Evidence of the Subconcious at Work

I had always been skeptical about the idea that the subconscious sees and absorbs all and is affected while your conscious is blissfully unaware. It’s also a little disconcerting to think that there might be a back door of sorts into your brain. However I had one experience that indicates that this might be true.

I was waiting in line at the Jiffy Lube when a guy pulled his truck in behind me and got out. I thought, “I bet this guy is a fireman.” I didn’t know why, there just seemed to be something about him. He was fit, attractive and had a kind of All-American look to him you might associate with a fireman but I didn’t have anything to go on other than this feeling of intuition.

Maybe five minutes later I noticed a small fire helmet sticker on his front bumper and realized that my subconscious had picked it up immediately and sent the message “fireman” even though it hadn’t come to my conscious attention.

Anyone else have an experience like this? It would be nice to be able to harness this Sherlock Holmes level of attention to detail that we apparently already have going on.

My subconscious is much smarter than my conscious. When I have a hard problem, I send it off, and some time later the answer comes back. The sf writer Damon Knight, in a book about writing, called his Fred, and said that when he had a knotty plot point to solve he sent it off to Fred, who always came up with a solution.

I have done lots of programming work. Most of it is routine but I will hit really hard problems now and then. I just think about them as hard as I can right before I go to sleep and often wake straight up from bed with the solution and write it down before I go back to bed a few minutes later. That has happened over and over for years. I also have dreams that include factual details from many years ago that I could not have answered if you put a gun to my head before I went to sleep and I sometimes write those down as well.

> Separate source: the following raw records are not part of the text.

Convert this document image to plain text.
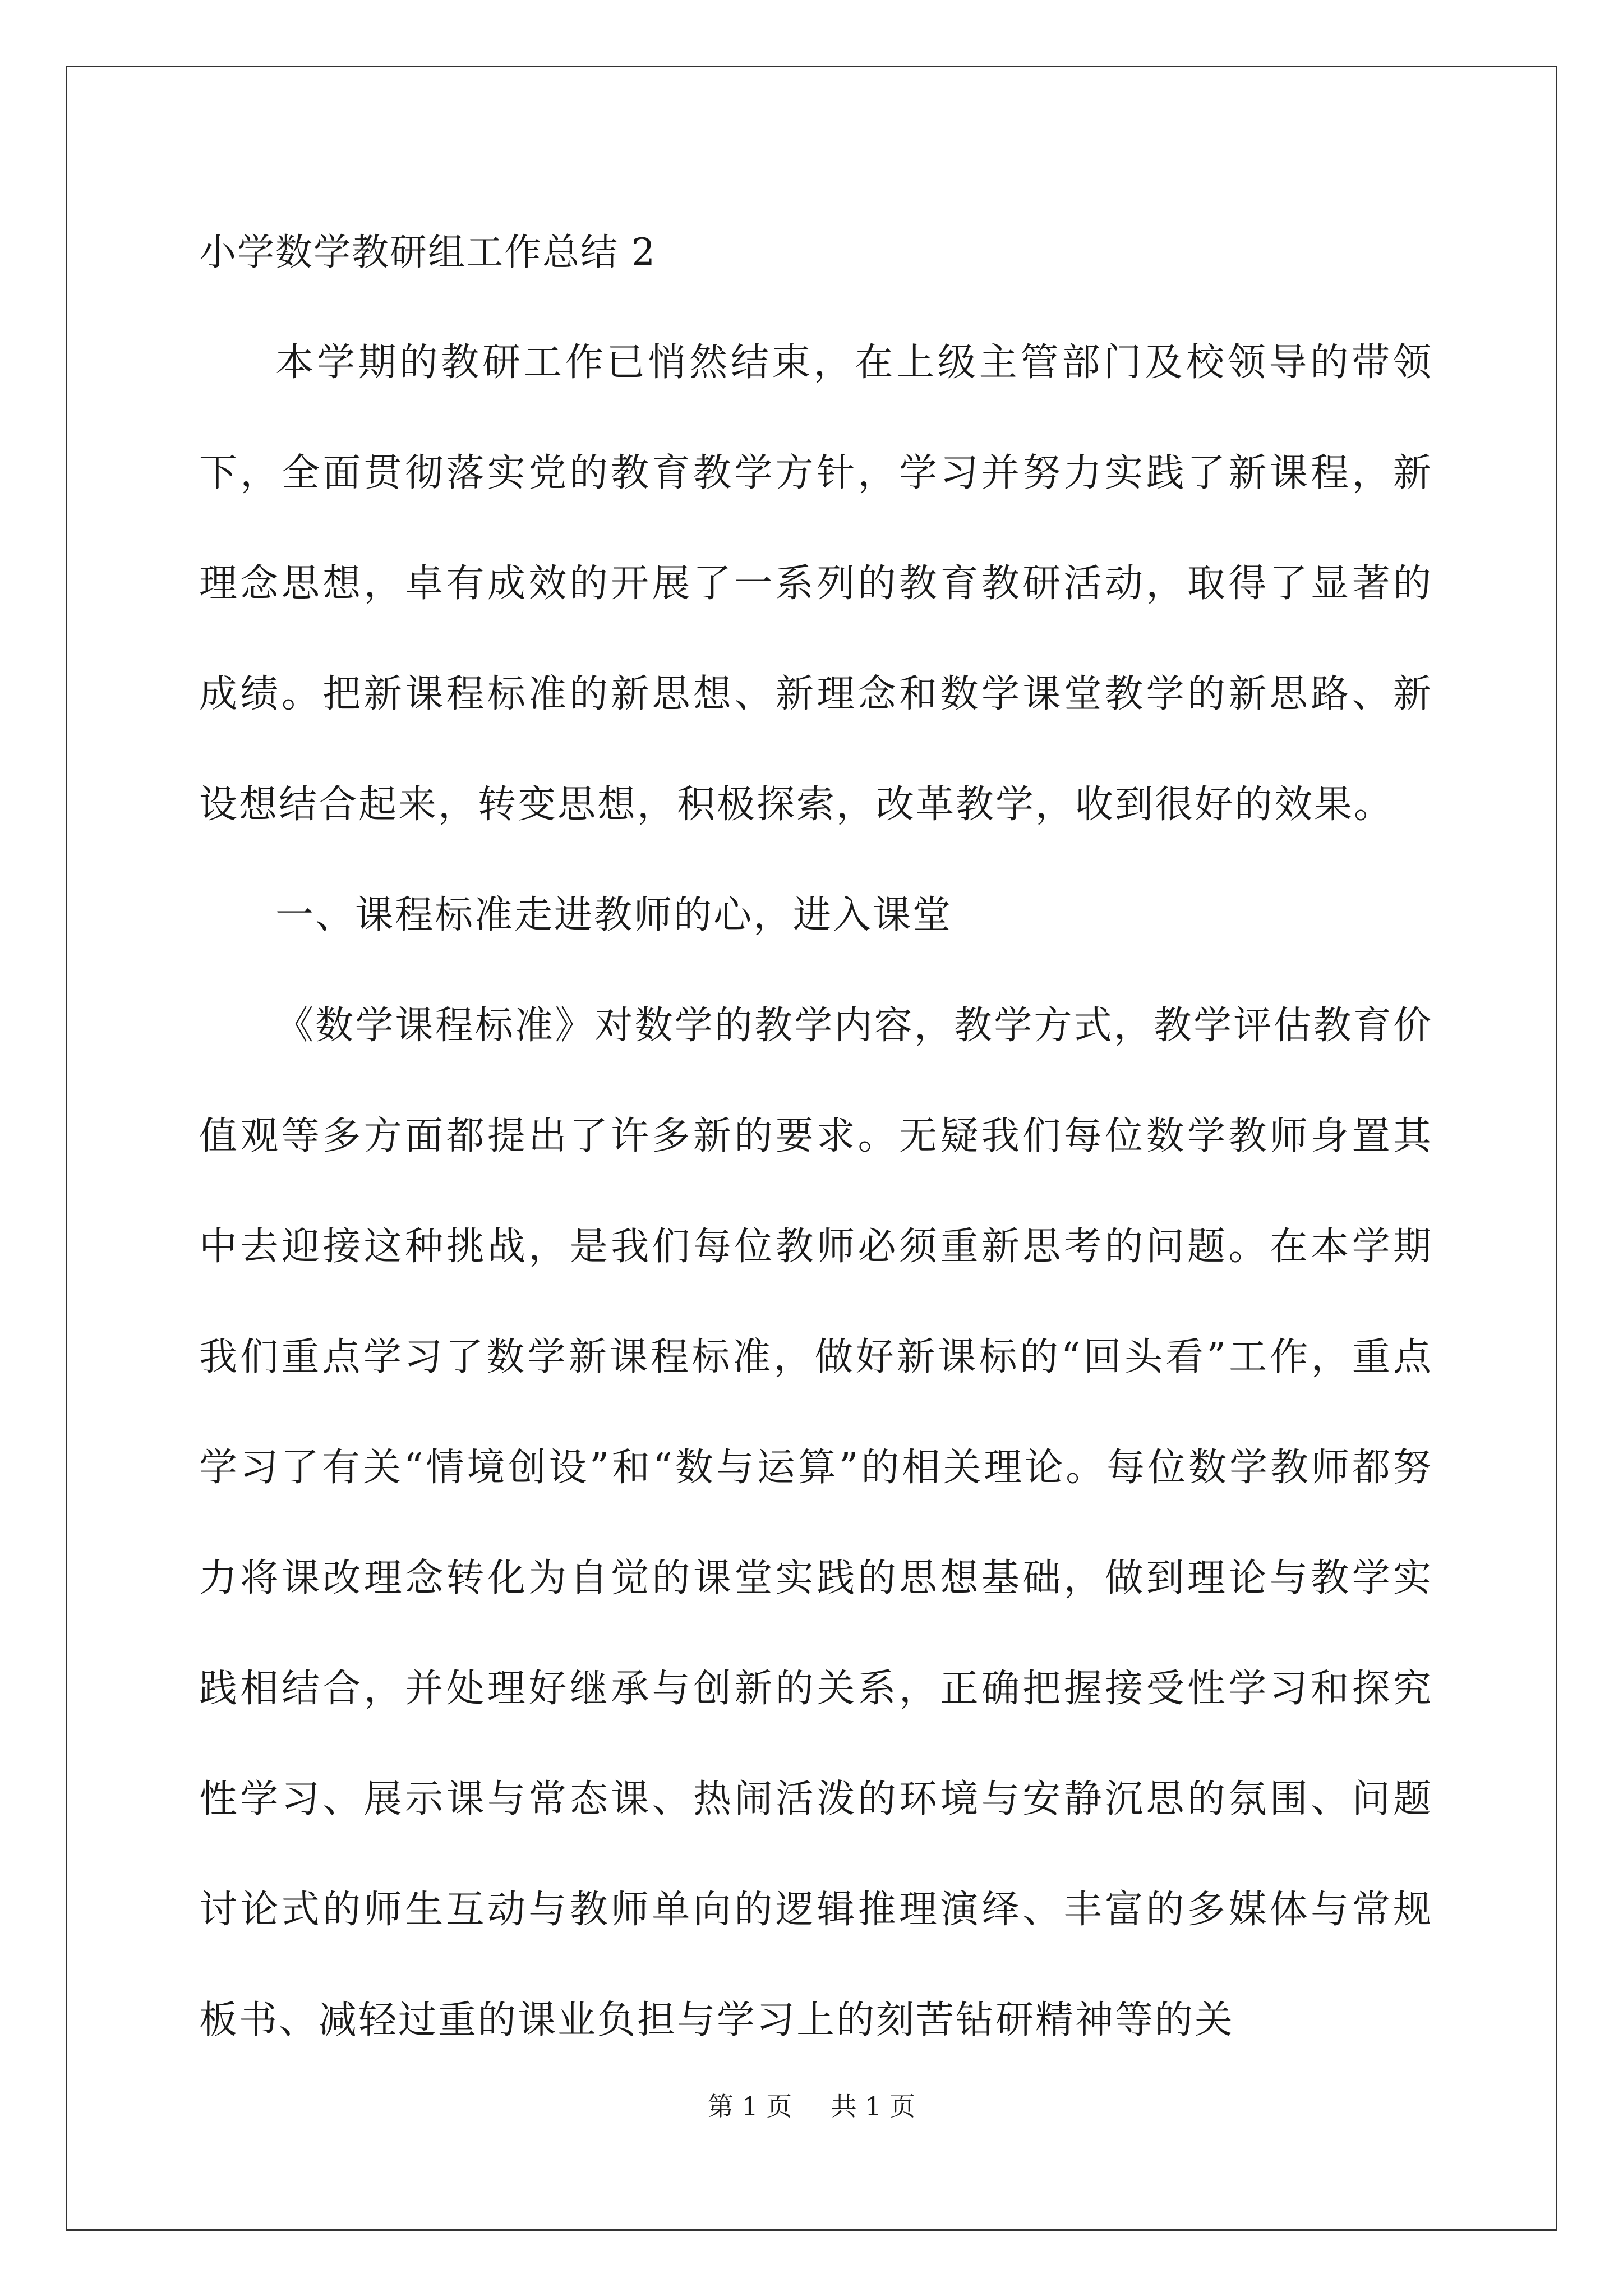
小学数学教研组工作总结 2

本学期的教研工作已悄然结束，在上级主管部门及校领导的带领下，全面贯彻落实党的教育教学方针，学习并努力实践了新课程，新理念思想，卓有成效的开展了一系列的教育教研活动，取得了显著的成绩。把新课程标准的新思想、新理念和数学课堂教学的新思路、新设想结合起来，转变思想，积极探索，改革教学，收到很好的效果。

一、课程标准走进教师的心，进入课堂

《数学课程标准》对数学的教学内容，教学方式，教学评估教育价值观等多方面都提出了许多新的要求。无疑我们每位数学教师身置其中去迎接这种挑战，是我们每位教师必须重新思考的问题。在本学期我们重点学习了数学新课程标准，做好新课标的“回头看”工作，重点学习了有关“情境创设”和“数与运算”的相关理论。每位数学教师都努力将课改理念转化为自觉的课堂实践的思想基础，做到理论与教学实践相结合，并处理好继承与创新的关系，正确把握接受性学习和探究性学习、展示课与常态课、热闹活泼的环境与安静沉思的氛围、问题讨论式的师生互动与教师单向的逻辑推理演绎、丰富的多媒体与常规板书、减轻过重的课业负担与学习上的刻苦钻研精神等的关

第 1 页 共 1 页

I’ll occasionally start humming a random tune for no reason, only to realize there was something in my peripheral vision to remind me of that song. For example, I was walking along the road once and started humming a Suzanne Vega song. Only when I got to the end of the street I realized there was a big store sign that I had (consciously) ignored, that read: LUKA.

I remember once wrestling with a take-home exam in an advanced college math class - matrix algebra or something like that. There was one particular question I worked on for hours and hours and hours, and kept coming up with bizarre answers like 2=3 or dividing by zero or things like that, no matter what approach I took. I finally gave up and went to bed with the question unanswered, which is VERY unlike me.

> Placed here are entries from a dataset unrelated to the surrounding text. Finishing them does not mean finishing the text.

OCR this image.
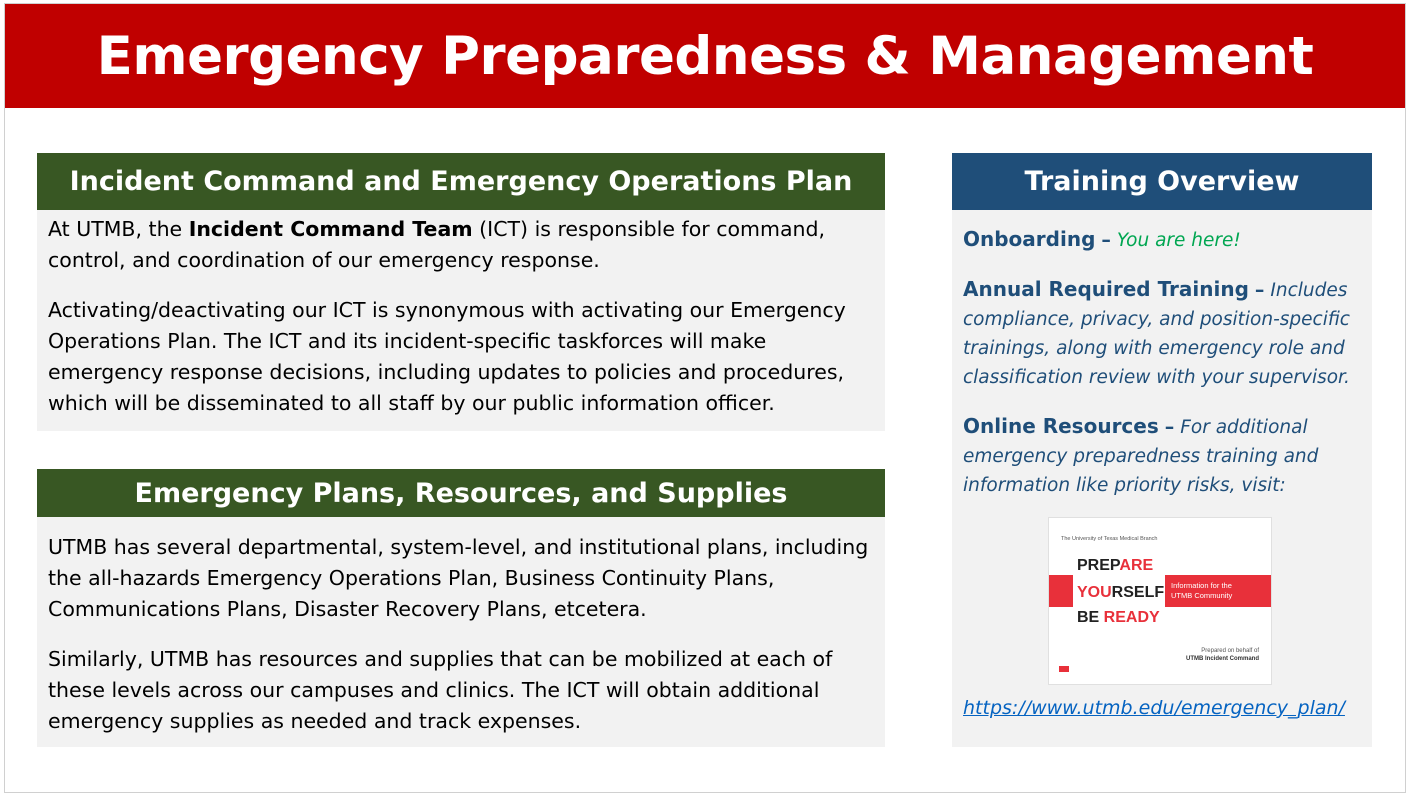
Emergency Preparedness & Management
Incident Command and Emergency Operations Plan

At UTMB, the Incident Command Team (ICT) is responsible for command, control, and coordination of our emergency response.

Activating/deactivating our ICT is synonymous with activating our Emergency Operations Plan. The ICT and its incident-specific taskforces will make emergency response decisions, including updates to policies and procedures, which will be disseminated to all staff by our public information officer.

Emergency Plans, Resources, and Supplies

UTMB has several departmental, system-level, and institutional plans, including the all-hazards Emergency Operations Plan, Business Continuity Plans, Communications Plans, Disaster Recovery Plans, etcetera.

Similarly, UTMB has resources and supplies that can be mobilized at each of these levels across our campuses and clinics. The ICT will obtain additional emergency supplies as needed and track expenses.

Training Overview
Onboarding – You are here!
Annual Required Training – Includes compliance, privacy, and position-specific trainings, along with emergency role and classification review with your supervisor.
Online Resources – For additional emergency preparedness training and information like priority risks, visit:
The University of Texas Medical Branch
PREPARE
YOURSELF
BE READY
Information for the
UTMB Community
Prepared on behalf of
UTMB Incident Command
https://www.utmb.edu/emergency_plan/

Early the next morning, as I was walking to class, it suddenly hit me that the initial setup violated an important rule, so the whole question was invalid. That’s why I kept getting nonsensical answers. I stopped, pulled out the paper, and answered the question just outside the building. I ended up getting a ridiculously high score on that test, and the professor asked me to change my major to math. I declined.

Link to Subconscious Mind by that Immaculately Hip Aristocrat, Lord Buckley.

I do that all the time, too. Not only things that I see, but things that are on my mind will come out in what I’m humming to myself, without me knowing it - I’ll just notice that I’m humming something that relates to my concerns. For instance, I’ll be feeling low some day and not really sure why, and I’ll find myself humming, “All by Myself,” and realize that I’m feeling lonely.

Don’t forget that we have very, very good filters in our brain that prevent sensory overload. Our senses take in EVERYTHING that impinges on them - our brains keep us from drowning in it.

A similar experience, I called a guy about a car he was selling and I knew after talking to him that he was a police officer. But I couldn’t really put my finger on why.

I am sometimes surprised to see a TV show, or a movie on TV, that I’d been thinking of for a while, and lo and behold, there it is seemingly out of nowhere. I’m guessing that I may have, without even consciously registering same, read the name of the show or movie in the Sunday TV guide that comes with the newspaper (I’m always looking up, for my mom, when various reality shows are airing and scan the grids without reading closely.)

I recall reading a book about probability and statistics a while back that was actually quite entertaining (sorry, I forget the specific title). If memory serves, the author told a story of running into his cousin while on vacation at Disney World. Initially he thought this was incredible – what are the odds of meeting his cousin on an out-of-State vacation? Then he sat down and worked out the odds of meeting at least one person he knew on the trip – basically, he considered all the people he knew, how many people he would see in a day at Disney World, and how many days he was there. It turned out the probability of seeing someone he knew was actually quite high.

Now, if he had thought “what if I see cousin Bob at noon on Thursday by the front gate to Cinderella’s Castle” and it happened, that would be quite the coincidence.